JENY PASCACIO. DIARIO DE CHIAPAS.

TUXTLA GUTIÉRREZ, Chiapas. 
En las zafras de los ingenios de Campeche, Chiapas, Quintana Roo y Tabasco, a pesar que existe empleo asalariado para la población local, gran parte de la cosecha (corte de caña de azúcar), está en los brazos de trabajadores migrantes.

“La condición de vulnerabilidad laboral y social de los jornaleros agrícolas en México atenta contra los derechos humanos y al trabajo digno, situación que responde a los esquemas del mercado laboral precario y, por añadidura, a la omisión institucional.”

Esto lo dio a conocer la Investigadora de Ecosur Unidad Chetumal, Martha García, quien puso como ejemplo a los ingenios de La Joya, Huixtla, Othón P. Blanco y Tenosique donde se contrata alrededor de 3 mil cortadores de caña.

“La importación de trabajadores alcanza poco más del 50 por ciento de la demanda de jornaleros. Estos grupos o cuadrillas provienen de Oaxaca, Puebla, Veracruz, Chiapas, Guatemala y Belice.

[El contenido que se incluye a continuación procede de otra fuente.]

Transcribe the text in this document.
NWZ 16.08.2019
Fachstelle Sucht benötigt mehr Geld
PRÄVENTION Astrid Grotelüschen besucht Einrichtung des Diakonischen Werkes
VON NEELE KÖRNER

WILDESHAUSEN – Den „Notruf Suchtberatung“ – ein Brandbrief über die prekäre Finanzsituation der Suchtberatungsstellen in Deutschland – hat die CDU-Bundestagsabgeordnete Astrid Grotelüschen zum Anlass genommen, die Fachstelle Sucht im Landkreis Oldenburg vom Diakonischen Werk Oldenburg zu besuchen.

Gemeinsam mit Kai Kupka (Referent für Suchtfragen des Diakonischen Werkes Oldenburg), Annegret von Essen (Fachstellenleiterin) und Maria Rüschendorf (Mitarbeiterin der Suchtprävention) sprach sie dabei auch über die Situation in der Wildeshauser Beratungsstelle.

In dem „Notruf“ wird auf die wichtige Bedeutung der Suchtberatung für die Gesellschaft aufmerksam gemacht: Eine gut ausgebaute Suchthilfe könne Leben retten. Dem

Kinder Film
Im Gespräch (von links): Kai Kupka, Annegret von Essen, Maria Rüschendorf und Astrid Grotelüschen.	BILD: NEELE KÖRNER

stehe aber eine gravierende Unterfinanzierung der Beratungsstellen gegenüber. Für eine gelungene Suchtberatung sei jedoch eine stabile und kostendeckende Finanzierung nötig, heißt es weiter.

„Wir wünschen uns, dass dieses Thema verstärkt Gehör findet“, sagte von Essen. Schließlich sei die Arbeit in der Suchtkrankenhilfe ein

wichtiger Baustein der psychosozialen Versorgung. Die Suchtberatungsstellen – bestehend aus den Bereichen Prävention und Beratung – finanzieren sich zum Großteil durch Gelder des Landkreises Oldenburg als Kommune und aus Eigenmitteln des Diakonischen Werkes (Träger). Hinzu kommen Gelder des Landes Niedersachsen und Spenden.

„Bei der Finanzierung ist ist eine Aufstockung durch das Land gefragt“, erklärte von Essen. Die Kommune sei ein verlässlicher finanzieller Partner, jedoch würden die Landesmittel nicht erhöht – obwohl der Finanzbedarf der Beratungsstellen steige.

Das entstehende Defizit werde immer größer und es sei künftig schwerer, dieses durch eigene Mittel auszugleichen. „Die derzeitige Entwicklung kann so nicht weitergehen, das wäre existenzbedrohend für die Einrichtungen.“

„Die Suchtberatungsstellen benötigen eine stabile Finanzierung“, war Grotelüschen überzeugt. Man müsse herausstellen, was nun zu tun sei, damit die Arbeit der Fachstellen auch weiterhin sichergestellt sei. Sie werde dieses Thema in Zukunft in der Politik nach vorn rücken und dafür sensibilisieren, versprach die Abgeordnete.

Aunque participan cortadores foráneos de El Salvador y Honduras, y otras entidades del país, pero ya están asentados en las regiones cañeras”.

Las recientes noticias sobre la situación laboral de los jornaleros agrícolas en México que estalló por la represión de la protesta de trabajadores en importante enclave productor de San Quintín, Baja California, y los sucesivos reportes sobre otras regiones del corredor agroexportador del Pacífico, obligan a reflexionar sobre lo que ocurre en la frontera sur con los trabajadores asalariados, nacionales e internacionales, empleados temporalmente en la cosecha de la caña de azúcar.

La investigadora dijo que a partir de reportajes y notas informativas, además de estudios especializados, se da cuenta de la problemática de explotación laboral que sujetan a grupos y familias jornaleras; muchos de ellos incluyen, aparte de la mano de obra masculina, la femenina e infantil.

“Varios trabajadores migrantes y sus familias se han quedado a vivir en las llamadas galeras, convierten estas instalaciones, pensadas para una “estancia temporal”, en sus hogares a pesar de la falta de infraestructura de servicios básicos. El decir, la precariedad laboral alcanza las condiciones de vivienda donde se hacinan las familias.”